The explosion of homegrown brands in the Chinese auto industry in the five years since the country entered the World Trade Organization has made a mockery of worries expressed in 2001 that international competition would harm the fledgling local auto industry when the country cut customs duties and opened up its domestic market.
According to the organizers, homegrown brands account for one third of the 572 vehicles on display, the biggest share in the history of the biennial event.

First Automobile Works (FAW), the country's largest automaker, wheeled in 29 vehicles and 10 of them are homegrown brands. The luxury Red Flag HQ3 -- in its stretched and bulletproof versions -- was the highlight.
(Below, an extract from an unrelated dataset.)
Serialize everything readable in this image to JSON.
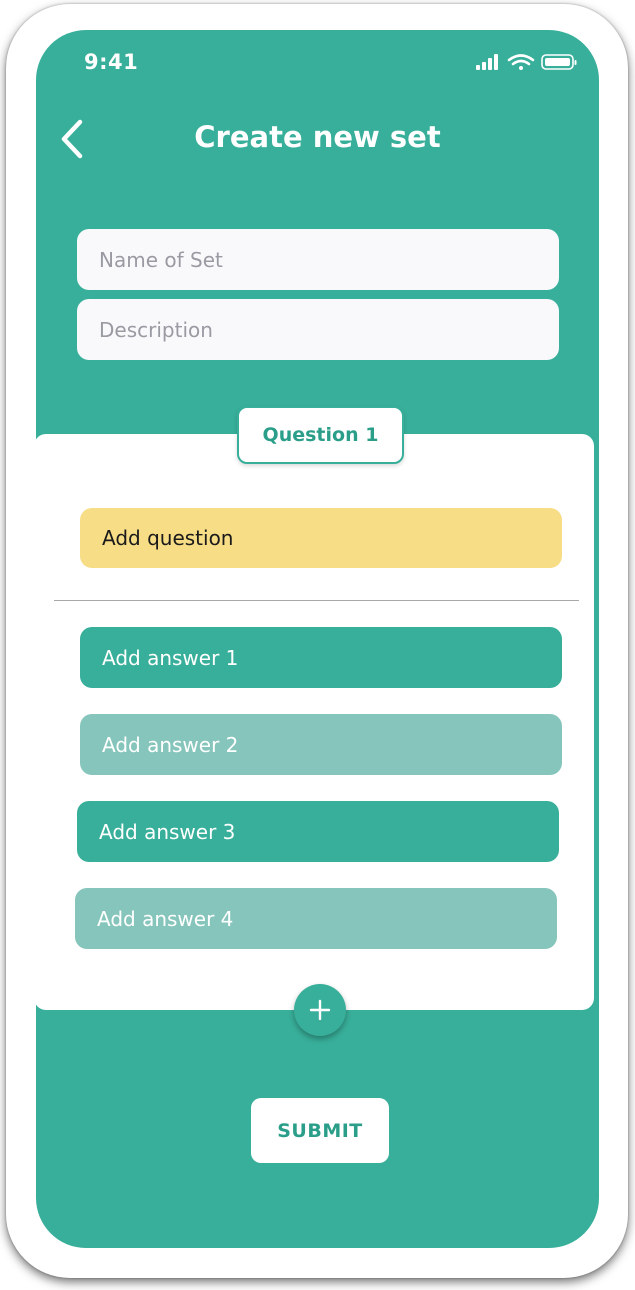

The new Red Flag, no longer based on the old Audi 100 designs, was developed to rejuvenate the country's image.

In 1958, it took FAW only 33 days to churn out China's first V8limousine - later known as the Red Flag CA72 - for late Chinese leader Mao Zedong. The model made a great stir when it appeared at the National Day celebration ceremony in the capital city in 1959.

Zhu Yanfeng, FAW general manager, said his company will sell two million vehicles in 2010, half of which will be homegrown brands, worth a total of 200 billion yuan (25 billion U.S. dollars).


Visitors look at a redflag3 during the 2006 Beijing International Automotive Exhibition in Beijing ,capital of China, November 19, 2006. [chinadaily.com.cn]

The state-owned auto giant plans to transform itself from a loss-making enterprise into a competitive one, with priority given to developing homegrown brands and earning profit, said Zhu.

At present, FAW's own brands are mainly cheaper models manufactured in a Tianjin-based plant and priced at about 50,000 yuan each, according to Shanghai Securities News.

Shanghai Automotive Industry Corporation (SAIC) took part in the exhibition with the highly anticipated Roewe sedan, the company's first own-brand high-end model. Up to now, SAIC's high-end models all came from its joint venture partners General Motors and Volkswagen.

SAIC expects to produce two million vehicles a year by 2010, including 600,000 cars marketed under local brands, said company president Hu Maoyuan.